Paul se plia à la requête des anciens. Pourtant, sa semaine de purification presque terminée, il fut accosté au temple, non par des condisciples, mais par des juifs non croyants venus d’Asie – sans doute eux aussi à Jérusalem pour la fête de Pentecôte. Ses agresseurs, probablement originaires d’Éphèse, attirèrent l’attention sur lui, le présentant comme « l’homme qui prêche partout et à tout le monde contre le peuple, contre la loi et contre ce lieu » (Actes 21 : 28). Ils l’accusèrent aussi de profaner le temple en amenant des gentils dans la partie réservés aux fidèles juifs. Il s’agissait d’une fausse accusation, puisqu’ils l’avaient simplement vu en ville en compagnie de Trophime, un Éphésien païen.

L’agitation qui s’ensuivit attira sur place la garde composée de soldats et de centurions de la garnison romaine, ainsi que Claudius Lysias, leur commandant ou tribun. Leur arrivée interrompit la foule qui rouait Paul de coups après l’avoir traîné dans la Cour des Gentils, le portail du temple ayant été fermé pour que l’apôtre ne puisse pas y trouver asile et pour que la partie sacrée ne soit pas souillée par un meurtre.

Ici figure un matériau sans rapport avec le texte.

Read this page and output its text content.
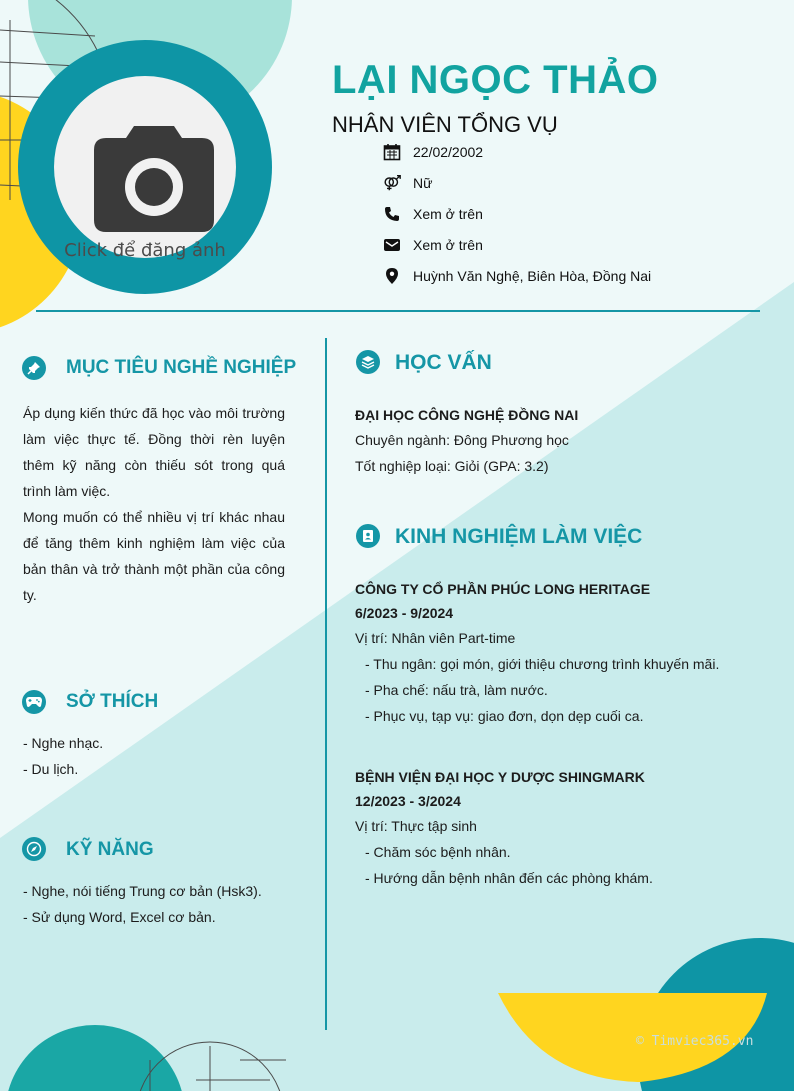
Click để đăng ảnh
LẠI NGỌC THẢO
NHÂN VIÊN TỔNG VỤ
22/02/2002
Nữ
Xem ở trên
Xem ở trên
Huỳnh Văn Nghệ, Biên Hòa, Đồng Nai
MỤC TIÊU NGHỀ NGHIỆP

Áp dụng kiến thức đã học vào môi trường làm việc thực tế. Đồng thời rèn luyện thêm kỹ năng còn thiếu sót trong quá trình làm việc.

Mong muốn có thể nhiều vị trí khác nhau để tăng thêm kinh nghiệm làm việc của bản thân và trở thành một phần của công ty.

SỞ THÍCH
- Nghe nhạc.
- Du lịch.
KỸ NĂNG
- Nghe, nói tiếng Trung cơ bản (Hsk3).
- Sử dụng Word, Excel cơ bản.
HỌC VẤN
ĐẠI HỌC CÔNG NGHỆ ĐỒNG NAI
Chuyên ngành: Đông Phương học
Tốt nghiệp loại: Giỏi (GPA: 3.2)
KINH NGHIỆM LÀM VIỆC
CÔNG TY CỔ PHẦN PHÚC LONG HERITAGE
6/2023 - 9/2024
Vị trí: Nhân viên Part-time
- Thu ngân: gọi món, giới thiệu chương trình khuyến mãi.
- Pha chế: nấu trà, làm nước.
- Phục vụ, tạp vụ: giao đơn, dọn dẹp cuối ca.
BỆNH VIỆN ĐẠI HỌC Y DƯỢC SHINGMARK
12/2023 - 3/2024
Vị trí: Thực tập sinh
- Chăm sóc bệnh nhân.
- Hướng dẫn bệnh nhân đến các phòng khám.
© Timviec365.vn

Le tribun fit arrêter et enchaîner Paul, puis tenta d’établir ce qui s’était passé. Cependant, la foule était tellement excitée et bruyante qu’il lui fut impossible d’obtenir un récit clair. Paul fut escorté jusqu’à la caserne, probablement à la forteresse Antonia voisine, où les soldats le portèrent en haut des marches afin de le préserver de la foule qui réclamait toujours sa mise à mort. Sur les marches, Paul s’adressa à Claudius Lysias en grec pour demander l’autorisation de parler à la population. Le tribun accepta, surpris que le prisonnier sache parler cette langue : il pensait que Paul était un égyptien recherché, chef d’un groupe de 4000 terroristes ou sicarii (assassins). Cet Égyptien est d’ailleurs mentionné par l’historien juif Josèphe pour avoir sévi pendant le mandat de Félix, le procurateur romain de Palestine (de 52 à 60 de notre ère) devant lequel l’apôtre n’allait pas tarder à comparaître. Paul répondit au tribun qu’au contraire, il était citoyen juif de Tarse, en Cilicie, renommée comme centre d’instruction hellénique (versets 37‑39).

UNE HABILE DÉFENSE

Ayant l’autorisation de prendre la parole, Paul leva la main et la foule s’apaisa. Ce qui suit montre une fois encore son habileté à communiquer avec son auditoire de manière sobre et efficace. Après s’être si bien adressé en grec au commandant quelques instants plus tôt, il se tourna vers la foule meurtrière et leur parla avec politesse dans un dialecte hébraïque, l’araméen. Il commença de manière à susciter leur attention : « Frères et pères [ou "Anciens et compagnons"], écoutez-moi pendant que j’explique pourquoi je ne suis pas coupable » (Actes 22 : 1, paraphrasé). Le récit de Luc précise que « lorsqu’ils entendirent qu’il leur parlait en langue hébraïque, ils redoublèrent de silence » (verset 2).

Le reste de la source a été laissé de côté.